Um outro equívoco cometido por Fernando Lopes deve-se ao fato de achar que os Quadrinhos nacionais, tirando Mauricio de Sousa, não tem força por que não possuem uma faixa temática definida (como terror ou super-heróis – que ele também menciona que não funcionam). Ora, Quadrinhos nacionais não devem se prender a um gênero específico pois aí não seriam Quadrinhos nacionais e sim Quadrinhos de terror ou Quadrinhos infantis e etc. Os Quadrinhos nacionais não têm força por que não tem apoio de uma grande editora por trás deles. Se o tivessem, com alguém com dinheiro (mas dinheiro mesmo e não apenas com boas intenções), que tivesse uma visão clara de uma linha editorial que seguir, que tivesse um compromisso com a qualidade das histórias publicadas e fosse séria com os artistas e só trabalhasse com artistas sérios (não aqueles “moleques de qualquer idade” que se comprometem e depois dão pra trás e deixam todos na mão) e que fizesse um trabalho realmente bom de divulgação e distribuição, os Quadrinhos nacionais poderiam competir com qualquer Quadrinho do mundo e poderiam até ser exportados. Para citar alguns exemplos dessa qualidade toda, basta citar que o roteirista Wander Antunes já produziu álbuns para a Europa e até já ganhou prêmios por isso, que existem diversos desenhistas nacionais que produzem para o mercado americano (um dos mais competitivos e profissionais do mundo) e que até os irmãos e Moon, roteiristas e desenhistas, estão conquistando o mundo com seus trabalhos que eles lançaram por aqui de forma independente ou com o apoio de algumas editoras com editores mais esclarecidos que o da Panini.
 
Por isso tudo, os Quadrinhos nacionais precisam, sim, evoluir. Eles precisam, sim, ir para a banca. Ou livrarias. Se for lixo ou não, cabe ao leitor decidir. Se pudermos contar com dinheiro ou o apoio de editoras com visão para isso, será mais fácil para nós mas, se não, continuaremos  da forma independente e da forma que pudermos. Eu até acredito (e defendo) que muita porcaria seja publicada, mas uma vez mais, a seleção natural vai agir e dizer o que deve ser continuado ou não. O que é lixo ou não. E isso já está acontecendo. Ou será que o Fernando Lopes vai querer tentar, em vão, me convencer que casos como a Quadrinhópole, a Garagem Hermética, os Quadrinhos de Wellington Srbek, a Marca De Fantasia ou com os Quadrinhos apoiados pelas editoras mais esclarecidas como os dos irmãos Bá e Moon, os do Mutarelli ou os do Wander Antunes são lixo?
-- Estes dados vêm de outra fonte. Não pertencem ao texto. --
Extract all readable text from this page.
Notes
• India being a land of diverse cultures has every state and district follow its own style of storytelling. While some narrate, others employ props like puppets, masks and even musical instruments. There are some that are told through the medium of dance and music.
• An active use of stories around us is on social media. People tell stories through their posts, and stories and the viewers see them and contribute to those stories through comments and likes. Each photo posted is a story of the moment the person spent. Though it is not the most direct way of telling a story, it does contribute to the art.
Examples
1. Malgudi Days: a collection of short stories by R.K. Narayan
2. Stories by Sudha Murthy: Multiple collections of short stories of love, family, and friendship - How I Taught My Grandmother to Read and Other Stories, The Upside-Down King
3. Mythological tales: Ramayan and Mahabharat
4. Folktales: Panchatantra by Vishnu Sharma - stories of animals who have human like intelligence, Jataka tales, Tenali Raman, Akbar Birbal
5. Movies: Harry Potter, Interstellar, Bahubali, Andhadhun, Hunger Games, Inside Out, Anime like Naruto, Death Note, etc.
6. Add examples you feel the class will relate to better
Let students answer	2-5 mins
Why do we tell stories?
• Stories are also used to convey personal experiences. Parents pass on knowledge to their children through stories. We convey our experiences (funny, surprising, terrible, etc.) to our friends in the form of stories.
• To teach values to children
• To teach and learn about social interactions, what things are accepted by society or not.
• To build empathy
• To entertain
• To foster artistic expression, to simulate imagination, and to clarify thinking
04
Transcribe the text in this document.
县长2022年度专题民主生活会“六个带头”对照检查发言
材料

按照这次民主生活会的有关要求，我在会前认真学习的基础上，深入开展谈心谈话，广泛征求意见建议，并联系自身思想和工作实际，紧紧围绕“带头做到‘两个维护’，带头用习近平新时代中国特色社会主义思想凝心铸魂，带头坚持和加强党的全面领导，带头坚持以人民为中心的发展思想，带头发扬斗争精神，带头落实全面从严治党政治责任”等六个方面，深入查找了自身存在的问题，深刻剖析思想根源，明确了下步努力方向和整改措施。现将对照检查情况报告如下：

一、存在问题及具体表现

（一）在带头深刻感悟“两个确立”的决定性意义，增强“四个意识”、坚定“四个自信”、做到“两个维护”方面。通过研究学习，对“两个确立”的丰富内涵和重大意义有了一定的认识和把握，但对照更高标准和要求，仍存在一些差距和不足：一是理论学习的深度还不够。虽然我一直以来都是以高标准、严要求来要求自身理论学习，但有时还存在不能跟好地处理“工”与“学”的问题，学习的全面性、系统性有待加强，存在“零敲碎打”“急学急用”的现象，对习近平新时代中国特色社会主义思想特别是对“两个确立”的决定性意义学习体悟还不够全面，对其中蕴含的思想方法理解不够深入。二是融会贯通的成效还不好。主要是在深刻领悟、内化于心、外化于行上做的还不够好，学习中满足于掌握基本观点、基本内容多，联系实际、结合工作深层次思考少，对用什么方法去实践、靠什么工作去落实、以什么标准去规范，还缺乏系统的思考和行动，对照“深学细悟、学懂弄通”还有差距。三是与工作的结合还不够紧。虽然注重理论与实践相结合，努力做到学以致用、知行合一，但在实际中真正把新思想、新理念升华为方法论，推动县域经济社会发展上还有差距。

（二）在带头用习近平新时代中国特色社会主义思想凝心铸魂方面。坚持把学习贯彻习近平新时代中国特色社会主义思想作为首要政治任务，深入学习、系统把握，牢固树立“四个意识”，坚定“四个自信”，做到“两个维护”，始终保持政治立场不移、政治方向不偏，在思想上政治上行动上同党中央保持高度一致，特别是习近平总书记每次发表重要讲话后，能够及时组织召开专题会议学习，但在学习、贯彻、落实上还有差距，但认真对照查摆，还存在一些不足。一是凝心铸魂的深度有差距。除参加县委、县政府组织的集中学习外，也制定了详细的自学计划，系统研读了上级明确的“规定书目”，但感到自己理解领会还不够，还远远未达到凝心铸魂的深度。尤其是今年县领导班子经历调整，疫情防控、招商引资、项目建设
Estamos evoluindo, sim. E para evoluirmos ainda mais só com muitas “experiências”, erros (muitos) e acertos (alguns), correções de rotas e muita, muita sorte. Essa é a teoria evolucionista de Darwin que, como vocês puderam observar, também pode ser aplicada perfeitamente aos Quadrinhos de uma forma geral, inclusive, aos nacionais.